Weiter ging es durch den Daintree Nationalpark, der als der weltweit älteste Regenwald gilt. Hier unternahmen wir eine kurze Wanderung auf einem ausgebauten Pfad, bevor wir Cape Tribulation erreichten. Hier, wo der Entdecker Cook wochenlang sein Schiff flickte sollte der nördlichste Punkt unserer Australientour sein. Nach einem einfachen Zmittag ging es weiter zu einem Glaceladen, wo jederzeit 26 Sorten Glace vorhanden sind, einige mit ziemlich exotischen Zutaten wie Ingwer und Kardamom. Frisch versorgt genossen wir den Alexandra-Aussichtspunkt und überquerten den Daintree mit der Fähre. Von hier fuhren dann in die Mossman-Gorge. Hier haben Aboriginals ein Besucherzentrum eingerichtet. Tom, einer der aborignial -Rangers erklärte uns in 10' ein paar kurze Details dann fuhren wir per Shuttle-Bus in die Schlucht. Ein kurzer Spaziergang brachte uns dann an den Fluss, wo es sich die Girls nicht nehmen liessen, zwischen den riesigen, abgerundeten Felsen zu Plantschen. Dann war schon wieder die Rückfahrt angesagt, welche uns die sehr schöne Küste entlang führte. Insgesamt zwar ein anstrengender Tag, oft hätten wir uns auch an den einzelnen Stopps etwas mehr Zeit gewünscht, aber auch hier stellen wir fest, dass wir leider viel zu wenig Zeit haben 'alles' in Ruhe zu sehen.
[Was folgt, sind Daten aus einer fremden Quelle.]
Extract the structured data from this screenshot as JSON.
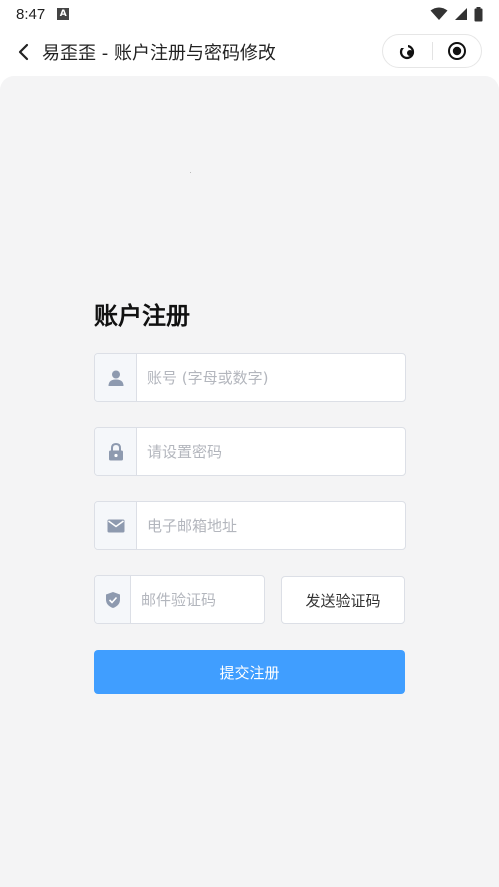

Vor 68 Tagen hatten wir Dusty in Adelaide in Empfang genommen, heute hiess es nach nach ca. 7696 km in Cairns Abschied nehmen. Inzwischen hatte jedes Ding seinen Platz gefunden und alles wieder auszuräumen war eine ganze Menge Arbeit. Zum Glück fanden diverse Sachen, die wir angeschafft hatten und nicht nach Hause nehmen konnten, bei einer benachbarten Familie auf dem Campingplatz einen Abnehmer. Um 11 Uhr hatten wir des geschafft: alles Gepäck wär wieder in Koffer, Taschen und Rucksack verstaut, die “Küche” geräumt, Dusty geputzt und wir abreisefertig. Wir fuhren zum gebuchten Hotel in der Stadt, luden unser Gepäck aus und wärend die Damen eine Weile im Hotel herumfläzten, brachte HR Dusty retour zum Vermieter. Anschliessend war Mittagsschlaf - der gestrige lange Tag hat Spuren hinterlassen - und ein Runde im Pool angesagt. Gegen Abend machten wir uns auf Richtung Strand.

Die Esplanade von Cairns, die sich dem Meer entlang zieht, wurde mit grossem Aufwand gestaltet. Spielplätze, Grillstellen, Restaurants und eine Badelagune laden zum Verweilen ein. Wir konnten uns nach langen Diskussionen auf ein balinesisches Restaurant einigen, in dem wir Erwachsenen ein äusserst leckeres süss-scharfes Poulet genossen, während die italienische Kellnerin den Kids Pizza servierte. Morgen geht es nach Fitzroy Island.